Acórdão nº 639/08.6GBFLG.G1 de Tribunal da Relação de Guimarães, 15 de Outubro de 2012

Magistrado ResponsávelFERNANDO MONTERROSO
Data da Resolução15 de Outubro de 2012
EmissorTribunal da Relação de Guimarães

Acordam no Tribunal da Relação de Guimarães No 1º Juízo do Tribunal Judicial de Felgueiras, em processo comum com intervenção do tribunal colectivo (Proc. nº 639/08.6GBFLG), foi proferido acórdão que decidiu (transcreve-se): - Absolver o arguido António M..., da prática de dois crimes de ameaça simples e um crime de ameaça agravado, previstos e punidos, respectivamente, pelos arts. 153°, n°1 e 155°, n°1, ala), do Código Penal; - Absolver o arguido António M..., da prática dos imputados crimes de injúrias na pessoa do assistente Miguel C..., previstos e punidos pelo art. 181°, do Código Penal; - Absolver o arguido António M..., da prática de um crime de injúrias na pessoa da assistente Laurinda C..., previsto e punido pelo art. 181°, do Código Penal; - Condenar o arguido António M..., pela prática de um crime de injúrias na pessoa da assistente Laurinda C..., previsto e punido pelo art. 181°, n°1, do Código Penal, na pena de setenta dias de multa; - Condenar o arguido António M..., pela prática de um crime de ofensa à integridade física simples, na pessoa da assistente Laurinda C..., previsto e punido pelo art. 143°, n°1, do Código Penal, na pena de cento e vinte dias de multa; - Em cúmulo jurídico, condenar o arguido António M... na pena unitária de cento e cinquenta dias de multa, à taxa diária de seis euros, num total de novecentos euros.
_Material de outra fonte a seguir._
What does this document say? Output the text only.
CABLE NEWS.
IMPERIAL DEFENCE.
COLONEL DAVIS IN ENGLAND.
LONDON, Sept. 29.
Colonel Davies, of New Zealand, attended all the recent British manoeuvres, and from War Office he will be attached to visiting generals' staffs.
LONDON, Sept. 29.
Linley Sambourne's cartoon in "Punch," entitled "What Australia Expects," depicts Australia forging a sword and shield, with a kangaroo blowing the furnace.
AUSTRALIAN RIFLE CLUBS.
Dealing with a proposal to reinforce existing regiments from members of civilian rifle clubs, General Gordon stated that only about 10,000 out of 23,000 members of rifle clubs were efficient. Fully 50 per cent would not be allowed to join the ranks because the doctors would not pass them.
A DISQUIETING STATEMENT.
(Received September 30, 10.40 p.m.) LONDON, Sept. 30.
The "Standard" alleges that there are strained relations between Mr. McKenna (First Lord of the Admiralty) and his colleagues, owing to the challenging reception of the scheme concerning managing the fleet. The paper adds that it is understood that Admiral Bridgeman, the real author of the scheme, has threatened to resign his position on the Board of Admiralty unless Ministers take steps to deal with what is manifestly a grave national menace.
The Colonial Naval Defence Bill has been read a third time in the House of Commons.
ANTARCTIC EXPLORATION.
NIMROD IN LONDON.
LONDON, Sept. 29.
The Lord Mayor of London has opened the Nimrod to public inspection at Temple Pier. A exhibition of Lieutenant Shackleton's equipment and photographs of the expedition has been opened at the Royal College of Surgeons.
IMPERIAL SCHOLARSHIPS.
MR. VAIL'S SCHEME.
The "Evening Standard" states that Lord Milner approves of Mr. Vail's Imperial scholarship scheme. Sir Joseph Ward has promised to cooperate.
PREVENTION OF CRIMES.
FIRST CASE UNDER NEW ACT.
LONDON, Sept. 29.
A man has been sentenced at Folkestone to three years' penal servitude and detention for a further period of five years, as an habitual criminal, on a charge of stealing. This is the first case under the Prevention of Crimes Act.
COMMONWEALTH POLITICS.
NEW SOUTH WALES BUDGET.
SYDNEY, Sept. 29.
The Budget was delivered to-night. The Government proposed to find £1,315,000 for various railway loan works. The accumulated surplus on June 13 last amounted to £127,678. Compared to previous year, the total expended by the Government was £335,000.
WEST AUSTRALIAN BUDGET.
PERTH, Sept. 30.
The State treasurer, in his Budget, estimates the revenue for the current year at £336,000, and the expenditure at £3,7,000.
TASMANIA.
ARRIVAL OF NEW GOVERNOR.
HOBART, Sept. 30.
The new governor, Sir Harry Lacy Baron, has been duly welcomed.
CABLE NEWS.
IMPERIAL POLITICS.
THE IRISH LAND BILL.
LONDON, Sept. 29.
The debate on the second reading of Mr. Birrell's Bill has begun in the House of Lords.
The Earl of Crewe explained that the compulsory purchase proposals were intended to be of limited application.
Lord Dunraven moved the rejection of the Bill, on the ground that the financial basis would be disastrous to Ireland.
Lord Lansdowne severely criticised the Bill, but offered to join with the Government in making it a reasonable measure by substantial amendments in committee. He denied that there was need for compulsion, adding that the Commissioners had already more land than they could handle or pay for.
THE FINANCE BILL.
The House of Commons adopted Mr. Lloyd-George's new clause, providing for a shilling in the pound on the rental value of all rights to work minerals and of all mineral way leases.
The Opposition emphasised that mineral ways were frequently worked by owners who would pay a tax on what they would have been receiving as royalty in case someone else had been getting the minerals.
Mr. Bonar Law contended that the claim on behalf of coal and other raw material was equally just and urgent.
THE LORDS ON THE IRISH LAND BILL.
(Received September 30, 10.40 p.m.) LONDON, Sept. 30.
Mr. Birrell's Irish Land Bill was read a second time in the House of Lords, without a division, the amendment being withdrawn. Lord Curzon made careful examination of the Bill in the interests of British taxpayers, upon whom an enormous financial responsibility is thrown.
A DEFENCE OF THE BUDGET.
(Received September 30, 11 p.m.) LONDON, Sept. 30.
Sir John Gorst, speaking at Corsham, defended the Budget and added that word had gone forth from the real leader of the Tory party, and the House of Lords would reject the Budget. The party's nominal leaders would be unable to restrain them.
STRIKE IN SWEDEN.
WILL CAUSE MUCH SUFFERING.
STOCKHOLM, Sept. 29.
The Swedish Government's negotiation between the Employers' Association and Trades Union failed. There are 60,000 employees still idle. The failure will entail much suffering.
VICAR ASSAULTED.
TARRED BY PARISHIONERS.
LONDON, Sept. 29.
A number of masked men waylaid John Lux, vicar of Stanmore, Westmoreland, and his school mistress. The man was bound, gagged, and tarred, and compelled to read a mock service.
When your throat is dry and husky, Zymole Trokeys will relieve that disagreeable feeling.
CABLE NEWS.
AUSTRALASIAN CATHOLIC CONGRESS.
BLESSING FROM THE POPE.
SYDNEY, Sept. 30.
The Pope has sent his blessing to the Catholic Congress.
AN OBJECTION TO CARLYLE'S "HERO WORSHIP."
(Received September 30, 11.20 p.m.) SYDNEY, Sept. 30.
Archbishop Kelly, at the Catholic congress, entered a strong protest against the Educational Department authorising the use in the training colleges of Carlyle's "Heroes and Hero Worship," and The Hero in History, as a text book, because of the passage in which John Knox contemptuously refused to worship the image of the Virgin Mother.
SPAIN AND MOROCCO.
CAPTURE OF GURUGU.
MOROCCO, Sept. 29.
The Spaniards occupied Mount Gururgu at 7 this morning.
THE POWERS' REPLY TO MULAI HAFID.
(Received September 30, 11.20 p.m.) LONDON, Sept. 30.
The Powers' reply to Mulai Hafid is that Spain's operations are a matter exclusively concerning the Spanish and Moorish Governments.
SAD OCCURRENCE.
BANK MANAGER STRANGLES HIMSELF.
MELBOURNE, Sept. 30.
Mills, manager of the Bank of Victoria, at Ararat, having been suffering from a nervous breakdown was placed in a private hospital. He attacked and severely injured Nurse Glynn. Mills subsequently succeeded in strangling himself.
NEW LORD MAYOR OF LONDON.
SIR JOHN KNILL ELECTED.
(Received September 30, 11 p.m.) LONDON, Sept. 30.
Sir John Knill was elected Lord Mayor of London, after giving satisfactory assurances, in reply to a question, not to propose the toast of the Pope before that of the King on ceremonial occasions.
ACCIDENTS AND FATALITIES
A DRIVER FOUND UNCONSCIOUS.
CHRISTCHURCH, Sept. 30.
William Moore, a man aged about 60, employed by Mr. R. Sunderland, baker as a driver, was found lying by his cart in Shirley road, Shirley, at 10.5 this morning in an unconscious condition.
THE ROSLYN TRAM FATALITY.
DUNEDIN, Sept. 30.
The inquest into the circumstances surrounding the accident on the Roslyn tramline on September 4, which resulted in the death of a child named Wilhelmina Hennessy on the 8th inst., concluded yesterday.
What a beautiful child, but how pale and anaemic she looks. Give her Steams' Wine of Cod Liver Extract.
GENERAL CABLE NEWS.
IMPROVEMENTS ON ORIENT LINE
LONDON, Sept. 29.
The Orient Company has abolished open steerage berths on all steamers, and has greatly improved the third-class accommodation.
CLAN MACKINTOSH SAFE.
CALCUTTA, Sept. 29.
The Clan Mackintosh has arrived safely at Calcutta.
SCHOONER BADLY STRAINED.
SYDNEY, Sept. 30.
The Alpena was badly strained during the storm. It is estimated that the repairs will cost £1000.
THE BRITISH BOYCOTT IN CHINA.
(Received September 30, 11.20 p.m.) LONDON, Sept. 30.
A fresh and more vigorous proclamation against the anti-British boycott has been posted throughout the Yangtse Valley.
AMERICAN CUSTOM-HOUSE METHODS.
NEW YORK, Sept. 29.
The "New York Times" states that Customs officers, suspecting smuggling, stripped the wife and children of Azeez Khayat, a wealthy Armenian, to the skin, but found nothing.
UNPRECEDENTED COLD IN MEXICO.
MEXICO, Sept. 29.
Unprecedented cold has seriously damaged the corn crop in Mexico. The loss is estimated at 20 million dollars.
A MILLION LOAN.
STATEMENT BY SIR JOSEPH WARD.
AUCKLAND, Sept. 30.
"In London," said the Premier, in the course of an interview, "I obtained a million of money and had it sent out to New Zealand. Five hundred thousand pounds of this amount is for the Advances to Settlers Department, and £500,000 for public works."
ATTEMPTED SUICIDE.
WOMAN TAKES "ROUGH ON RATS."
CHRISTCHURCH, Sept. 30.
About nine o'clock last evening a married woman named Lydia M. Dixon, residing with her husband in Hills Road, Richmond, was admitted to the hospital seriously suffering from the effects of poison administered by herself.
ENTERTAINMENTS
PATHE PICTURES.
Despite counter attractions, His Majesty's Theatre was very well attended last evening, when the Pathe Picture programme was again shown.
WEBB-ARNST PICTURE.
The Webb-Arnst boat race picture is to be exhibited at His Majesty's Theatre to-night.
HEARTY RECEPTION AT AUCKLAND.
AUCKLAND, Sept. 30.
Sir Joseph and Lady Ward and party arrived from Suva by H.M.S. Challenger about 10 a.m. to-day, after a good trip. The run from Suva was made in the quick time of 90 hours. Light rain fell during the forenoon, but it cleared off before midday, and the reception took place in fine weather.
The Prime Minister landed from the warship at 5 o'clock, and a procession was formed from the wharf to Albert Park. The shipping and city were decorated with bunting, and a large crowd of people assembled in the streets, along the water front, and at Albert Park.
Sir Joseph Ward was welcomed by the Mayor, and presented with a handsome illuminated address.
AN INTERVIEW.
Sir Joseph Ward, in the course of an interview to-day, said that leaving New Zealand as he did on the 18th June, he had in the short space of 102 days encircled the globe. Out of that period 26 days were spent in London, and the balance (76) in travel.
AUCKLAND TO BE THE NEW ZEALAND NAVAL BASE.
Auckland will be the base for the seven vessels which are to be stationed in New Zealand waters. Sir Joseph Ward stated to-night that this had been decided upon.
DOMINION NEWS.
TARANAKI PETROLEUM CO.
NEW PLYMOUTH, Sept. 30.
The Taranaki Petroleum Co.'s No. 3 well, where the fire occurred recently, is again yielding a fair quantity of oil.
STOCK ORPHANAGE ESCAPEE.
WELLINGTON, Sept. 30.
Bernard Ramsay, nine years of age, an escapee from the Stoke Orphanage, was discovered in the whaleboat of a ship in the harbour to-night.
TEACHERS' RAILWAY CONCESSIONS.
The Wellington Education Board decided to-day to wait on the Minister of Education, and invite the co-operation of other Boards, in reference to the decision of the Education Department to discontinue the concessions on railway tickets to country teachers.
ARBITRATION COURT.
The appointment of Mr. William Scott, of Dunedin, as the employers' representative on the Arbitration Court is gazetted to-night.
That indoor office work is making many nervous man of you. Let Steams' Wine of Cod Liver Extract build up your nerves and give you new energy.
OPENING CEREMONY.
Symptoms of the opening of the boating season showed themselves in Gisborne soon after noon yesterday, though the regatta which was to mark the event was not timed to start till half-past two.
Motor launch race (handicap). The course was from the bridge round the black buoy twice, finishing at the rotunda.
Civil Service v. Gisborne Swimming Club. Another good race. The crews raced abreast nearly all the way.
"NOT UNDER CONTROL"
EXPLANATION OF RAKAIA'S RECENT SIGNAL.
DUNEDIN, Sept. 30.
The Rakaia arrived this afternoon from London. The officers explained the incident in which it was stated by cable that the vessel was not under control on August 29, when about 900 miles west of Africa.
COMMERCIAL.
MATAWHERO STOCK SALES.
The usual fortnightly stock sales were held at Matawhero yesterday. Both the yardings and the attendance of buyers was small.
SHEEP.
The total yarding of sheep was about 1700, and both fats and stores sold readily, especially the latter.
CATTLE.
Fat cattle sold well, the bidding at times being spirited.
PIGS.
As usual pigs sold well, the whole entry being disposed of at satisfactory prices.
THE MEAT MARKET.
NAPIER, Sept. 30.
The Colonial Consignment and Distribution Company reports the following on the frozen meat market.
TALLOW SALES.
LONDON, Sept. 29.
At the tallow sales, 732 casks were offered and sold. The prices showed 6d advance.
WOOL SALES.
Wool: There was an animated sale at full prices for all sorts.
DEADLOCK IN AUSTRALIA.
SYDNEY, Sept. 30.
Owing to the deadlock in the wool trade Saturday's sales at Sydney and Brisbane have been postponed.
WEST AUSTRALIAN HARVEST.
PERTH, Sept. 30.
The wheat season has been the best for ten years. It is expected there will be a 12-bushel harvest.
Quanto ao pedido cível - absolver o demandado António M... dos pedidos de indemnização formulados pelo demandante Miguel C...; - Condenar o demandado António M... a pagar à demandante Laurinda C... a quantia de novecentos euros, acrescida de juros à taxa de 4%, contados desde a presente até efectivo pagamento.

- Absolver o demandado António M... do demais peticionado em sede cível pela demandante Laurinda C....

* Os assistentes Miguel C...

e Laurinda C...

interpuseram recurso deste acórdão.

Suscitam as seguintes questões: - argúem a existência dos vícios previstos no art. 410 nº 2 als. a) e c) do Cod. Penal; - impugnam a decisão sobre a matéria de facto, visando, alterada esta, a condenação do arguido; - mesmo improcedendo a impugnação da matéria de facto, o arguido deverá ser condenado como autor de um crime de violência doméstica p. e p. pelo art. 152 nº 1 do Cod. Penal.

* Respondendo, o arguido António M...

defendeu a improcedência dos recursos.

Nesta instância, o sra. procuradora-geral adjunta emitiu parecer no mesmo sentido.

Cumpriu-se o disposto no art. 417 nº 2 do CPP.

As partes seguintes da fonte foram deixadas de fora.